How to implement dense sift?
helloMLNNVR opened this issue · 2 comments
Hello, I am trying to implement denseSIFT with your code. What would I change in order to generate the keypoints in a grid format as opposed to the local minima/extrema? Please let me know if you can help me with this!
Hey there, thanks for looking at PythonSIFT! Dense SIFT is an interesting idea. It should be fairly straightforward to modify PythonSIFT to do this. Basically, you'll just need to modify findScaleSpaceExtrema()
(and it's probably a good idea to rename this function). You can try something like this:
def computeDenseKeypoints(gaussian_images, dog_images, num_intervals, sigma, image_border_width, step_size=5):
"""You can set step_size to whatever you'd like for your keypoint grid spacing
"""
keypoints = []
for octave_index, dog_images_in_octave in enumerate(dog_images):
for image_index, (first_image, second_image, third_image) in enumerate(zip(dog_images_in_octave, dog_images_in_octave[1:], dog_images_in_octave[2:])):
# (i, j) is the center of the 3x3 array
for i in range(image_border_width, first_image.shape[0] - image_border_width, step_size):
for j in range(image_border_width, first_image.shape[1] - image_border_width, step_size):
keypoint = KeyPoint()
keypoint.pt = (j * (2 ** octave_index), i * (2 ** octave_index))
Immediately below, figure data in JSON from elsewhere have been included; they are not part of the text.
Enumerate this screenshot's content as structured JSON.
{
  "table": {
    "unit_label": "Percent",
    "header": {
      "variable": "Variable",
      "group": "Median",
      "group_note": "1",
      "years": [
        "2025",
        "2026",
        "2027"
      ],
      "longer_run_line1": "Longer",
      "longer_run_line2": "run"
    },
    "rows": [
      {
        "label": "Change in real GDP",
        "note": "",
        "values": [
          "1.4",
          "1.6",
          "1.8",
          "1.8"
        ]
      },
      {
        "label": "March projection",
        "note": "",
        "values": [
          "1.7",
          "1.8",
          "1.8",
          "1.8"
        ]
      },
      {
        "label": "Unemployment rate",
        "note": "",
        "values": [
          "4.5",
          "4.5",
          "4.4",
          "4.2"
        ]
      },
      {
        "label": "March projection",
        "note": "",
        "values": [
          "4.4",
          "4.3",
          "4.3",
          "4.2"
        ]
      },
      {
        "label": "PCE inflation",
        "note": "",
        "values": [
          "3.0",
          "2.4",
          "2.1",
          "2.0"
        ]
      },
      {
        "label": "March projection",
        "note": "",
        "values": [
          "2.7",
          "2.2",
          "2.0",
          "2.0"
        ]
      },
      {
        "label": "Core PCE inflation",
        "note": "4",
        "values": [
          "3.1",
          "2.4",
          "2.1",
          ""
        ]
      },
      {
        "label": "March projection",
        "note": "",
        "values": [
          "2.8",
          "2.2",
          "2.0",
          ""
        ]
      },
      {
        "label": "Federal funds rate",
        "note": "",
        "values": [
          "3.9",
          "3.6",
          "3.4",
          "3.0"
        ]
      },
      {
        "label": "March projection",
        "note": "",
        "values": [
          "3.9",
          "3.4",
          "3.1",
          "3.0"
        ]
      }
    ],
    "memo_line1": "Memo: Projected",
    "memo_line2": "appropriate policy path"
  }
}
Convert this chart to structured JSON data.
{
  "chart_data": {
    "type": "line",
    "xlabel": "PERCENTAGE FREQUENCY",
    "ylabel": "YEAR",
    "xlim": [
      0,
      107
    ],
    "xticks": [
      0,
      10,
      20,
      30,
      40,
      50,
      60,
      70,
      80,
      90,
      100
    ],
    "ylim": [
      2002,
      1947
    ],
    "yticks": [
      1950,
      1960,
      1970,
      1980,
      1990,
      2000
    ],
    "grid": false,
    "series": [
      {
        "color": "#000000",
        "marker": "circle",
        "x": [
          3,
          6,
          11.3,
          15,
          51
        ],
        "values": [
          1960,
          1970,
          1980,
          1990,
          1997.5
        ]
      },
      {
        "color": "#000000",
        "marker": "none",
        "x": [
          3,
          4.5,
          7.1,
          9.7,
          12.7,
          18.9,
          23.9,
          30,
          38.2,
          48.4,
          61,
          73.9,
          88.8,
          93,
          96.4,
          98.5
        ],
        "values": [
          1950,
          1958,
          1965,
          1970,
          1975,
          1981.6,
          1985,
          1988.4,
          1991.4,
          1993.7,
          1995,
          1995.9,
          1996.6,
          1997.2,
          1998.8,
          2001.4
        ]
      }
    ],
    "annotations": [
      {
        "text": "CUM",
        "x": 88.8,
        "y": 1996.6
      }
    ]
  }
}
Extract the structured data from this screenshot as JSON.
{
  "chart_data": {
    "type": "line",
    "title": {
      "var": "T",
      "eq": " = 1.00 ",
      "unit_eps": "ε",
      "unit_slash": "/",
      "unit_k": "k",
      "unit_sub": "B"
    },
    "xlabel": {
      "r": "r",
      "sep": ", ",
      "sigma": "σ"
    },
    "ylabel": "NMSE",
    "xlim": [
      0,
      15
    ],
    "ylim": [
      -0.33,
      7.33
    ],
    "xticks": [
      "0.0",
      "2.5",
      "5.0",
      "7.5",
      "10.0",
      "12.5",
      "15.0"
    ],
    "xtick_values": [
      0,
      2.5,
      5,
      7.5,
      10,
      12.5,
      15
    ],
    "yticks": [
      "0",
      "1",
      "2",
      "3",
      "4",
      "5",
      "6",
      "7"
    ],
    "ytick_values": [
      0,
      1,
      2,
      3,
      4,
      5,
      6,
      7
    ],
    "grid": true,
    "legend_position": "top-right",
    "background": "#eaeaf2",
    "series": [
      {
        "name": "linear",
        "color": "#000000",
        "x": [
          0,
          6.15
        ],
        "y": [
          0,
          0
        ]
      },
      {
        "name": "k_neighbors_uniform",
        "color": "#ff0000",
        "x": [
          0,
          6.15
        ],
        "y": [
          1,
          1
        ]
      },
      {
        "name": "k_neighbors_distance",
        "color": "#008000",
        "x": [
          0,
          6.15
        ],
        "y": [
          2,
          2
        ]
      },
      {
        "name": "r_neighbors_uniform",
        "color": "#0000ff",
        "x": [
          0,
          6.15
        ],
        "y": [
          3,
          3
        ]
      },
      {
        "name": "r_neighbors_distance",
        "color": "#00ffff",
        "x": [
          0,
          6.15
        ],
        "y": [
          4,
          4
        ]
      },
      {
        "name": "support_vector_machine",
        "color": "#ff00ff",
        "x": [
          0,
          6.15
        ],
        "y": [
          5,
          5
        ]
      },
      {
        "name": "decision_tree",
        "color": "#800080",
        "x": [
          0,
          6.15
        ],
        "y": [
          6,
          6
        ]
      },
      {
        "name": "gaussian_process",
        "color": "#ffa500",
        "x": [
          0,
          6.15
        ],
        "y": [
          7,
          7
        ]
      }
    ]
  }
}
keypoint.octave = octave_index + (image_index + 1) * (2 ** 8)
keypoint.size = sigma * (2 ** ((image_index + 1) / float32(num_intervals))) * (2 ** (octave_index + 1))
keypoint.response = second_image[i, j]
keypoints_with_orientations = computeKeypointsWithOrientations(keypoint, octave_index, gaussian_images[octave_index][image_index + 1])
for keypoint_with_orientation in keypoints_with_orientations:
keypoints.append(keypoint_with_orientation)
return keypoints
Note that we use image_index + 1
instead of image_index
because we want the second image in every triplet of adjacent images.
You can delete the functions isPixelAnExtremum()
, localizeExtremumViaQuadraticFit()
, computeGradientAtCenterPixel()
, and computeHessianAtCenterPixel()
. Things become much simpler.
The rest of the code should require little or no modification. Give it a try. However, even if it works, most likely it will be very slow because of how many keypoints you'll have. For this to be practical, you'll want to vectorize / parallelize the code somehow.
Hope this helps!
I believe this issue has been resolved, so I'm going to close it. Please feel free to reopen this issue if you feel your question hasn't been answered.